INTEL SCIENCE & TECHNOLOGY CENTER

GTStream is a real-time multi-tier big data platform consisting of a Flume log processing tier, a HBase key-value store, a HDFS file system tier and a MapReduce tier (optional). The GTStreams platform is used to support a variety of big data streaming applications with different types of workloads. It has a default application analyzing distributed web server logs in order to understand the online behavior of web customers. It is completely distributed and scalable with routine deployment on over 200 virtual machines (we have run up to 1000 VMs). GTStream is useful for setting up realistically large scale, online, multi-tier big data applications and for experimenting with performance/reliability/availability insights, by varying GTStream configurations and workload characteristics (Project Hoover: Auto-Scaling Streaming Map-Reduce Applications).

NECTERE

Benchmark emulating streaming codes for multimedia (high throughput) or finance (low latency), for use in GPU and non-GPU cluster settings.

Link: http://www.cc.gatech.edu/~adit262/#Nectere
Paper:
- Benchmarking Next Generation Hardware Platforms: An Experimental Approach
Source: http://www.cc.gatech.edu/~adit262/docs/nectere.tar.bz2

A benchmark comprising of image processing and financial workloads which uses CPUs/GPUs for processing as well as Ethernet/InfiniBand for communication. The goal of Nectere is to understand how systems that have heterogeneity in processing as well as networking capabilities can perform on such future datacenter workloads. Nectere, internally is comprised of different components that can be combined to test diverse and varying application usage patterns. For example, we use the InfiniBand/Ethernet communication components and the Image pipelining component to find the improvement in performance when using IB for such applications.

PARSEC

The Princeton Application Repository for Shared-Memory Computers (PARSEC) is a benchmark suite composed of multithreaded programs. The suite focuses on emerging workloads and was designed to be representative of next-generation shared-memory programs for chip-multiprocessors. [...more]

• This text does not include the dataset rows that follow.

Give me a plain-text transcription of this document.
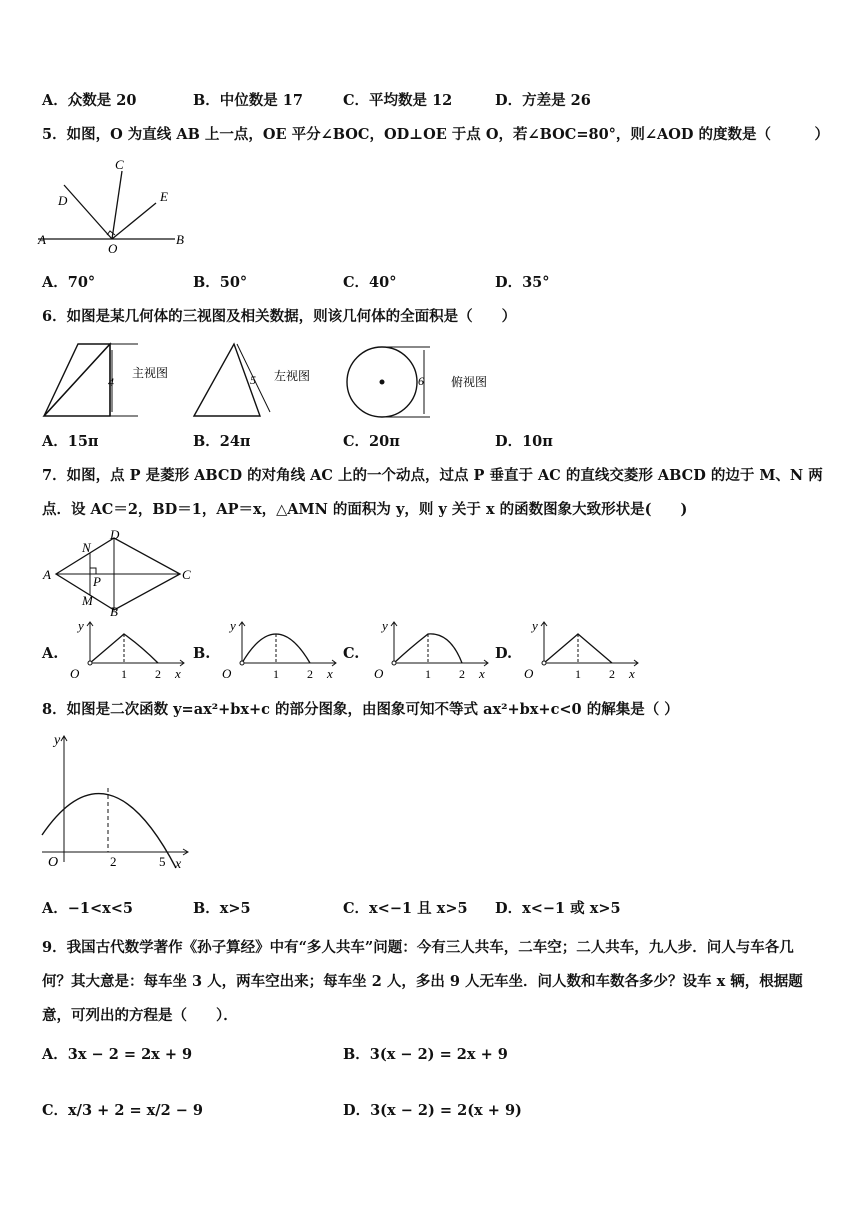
A．众数是 20	B．中位数是 17	C．平均数是 12	D．方差是 26
5．如图，O 为直线 AB 上一点，OE 平分∠BOC，OD⊥OE 于点 O，若∠BOC=80°，则∠AOD 的度数是（　　　）
A	B
C
D	E
O
A．70°	B．50°	C．40°	D．35°
6．如图是某几何体的三视图及相关数据，则该几何体的全面积是（　　）
4
主视图	5 左视图	6 俯视图
A．15π	B．24π	C．20π	D．10π
7．如图，点 P 是菱形 ABCD 的对角线 AC 上的一个动点，过点 P 垂直于 AC 的直线交菱形 ABCD 的边于 M、N 两
点．设 AC＝2，BD＝1，AP＝x，△AMN 的面积为 y，则 y 关于 x 的函数图象大致形状是(　　)
A	C
D
B
N
M
P
A.
y
O	1 2 x
B.
y
O	1 2 x
C.
y
O	1 2 x
D.
y
O	1 2 x
8．如图是二次函数 y=ax²+bx+c 的部分图象，由图象可知不等式 ax²+bx+c<0 的解集是（ ）
y
O	2	5 x
A．−1<x<5	B．x>5	C．x<−1 且 x>5 D．x<−1 或 x>5
9．我国古代数学著作《孙子算经》中有“多人共车”问题：今有三人共车，二车空；二人共车，九人步．问人与车各几
何？其大意是：每车坐 3 人，两车空出来；每车坐 2 人，多出 9 人无车坐．问人数和车数各多少？设车 x 辆，根据题
意，可列出的方程是（　　）．
A．3x − 2 = 2x + 9	B．3(x − 2) = 2x + 9
C．x/3 + 2 = x/2 − 9	D．3(x − 2) = 2(x + 9)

THE PROBLEM BASED BENCHMARK SUITE

The problem based benchmark suite (PBBS) is designed to be an open source repository to compare different parallel programming methodologies in terms of performance and code quality. The benchmarks define problems in terms of the function they implement and not the particular algorithm or code they use. We encourage people to implement the benchmarks using any algorithm, with any programming language, with any form of parallelism (or sequentially), and for any machine. The problems are selected so they:

Are representative of a reasonably wide variety of real-world tasks
The problem can be defined concisely
Are simple enough that reasonably efficient solutions can be implemented in 500 lines of code, but not trivial microbencharks
Have outputs that can be easily tested for correctness and possibly quality. [...more]
Current benchmarks in the PBBS.

SHOC

The Scalable HeterOgeneous Computing benchmark suite (SHOC) is a collection of benchmark programs that tests the performance and stability of systems using computing devices with nontraditional architectures for general purpose computing, as well as the software used to program them. This benchmark suite is focused on systems that contain Graphics Processing Units (GPUs), multi-core processors, and new vector-based coprocessors like Xeon Phi. Currently, this suite supports OpenCL, MIC, and CUDA variations of microbenchmarks and application kernels, and an OpenACC variant of the suite is currently under development. At a higher level, SHOC uses message-passing based applications to evaluate system-wide performance for features like intra-node and inter-node communication among devices.

Link: https://github.com/vetter/shoc/wiki

YCSB++

YCSB++ is an advanced benchmark suite developed to understand the trade-offs between cloud table-store systems and debug advanced performance features. YCSB++ is built on top of the Yahoo! Cloud Serving Benchmark (YCSB) goes beyond measuring the rate of simple workloads. It has a set of extensions to improve performance understanding and debugging of several advanced features. [...more]

XERXES

Datacenter workload emulation, based on Google traces:
Paper:
- Xerxes: Distributed Load Generator for Cloud-scale Experimentation
Benchmark: http://www.cc.gatech.edu/~mukil/xerxes/xerxes_v1.tbz

Xerxes is a distributed load generation framework that can generate desired CPU and memory consumption patterns across a large number of machines. It is organized as a collection of individual load generators, one per machine, coordinated via a master node. It can be used to replay traces from datacenter machines, generate loads fitting statistical distributions and generate resource usage spikes, all at varying scales. The accuracy of aggregate resource consumption patterns decays gradually in line with the rate of experimentation node failures. This lets datacenter/cluster administrators and researchers achieve highly scalable load testing without having to deal with application logic specific nuances.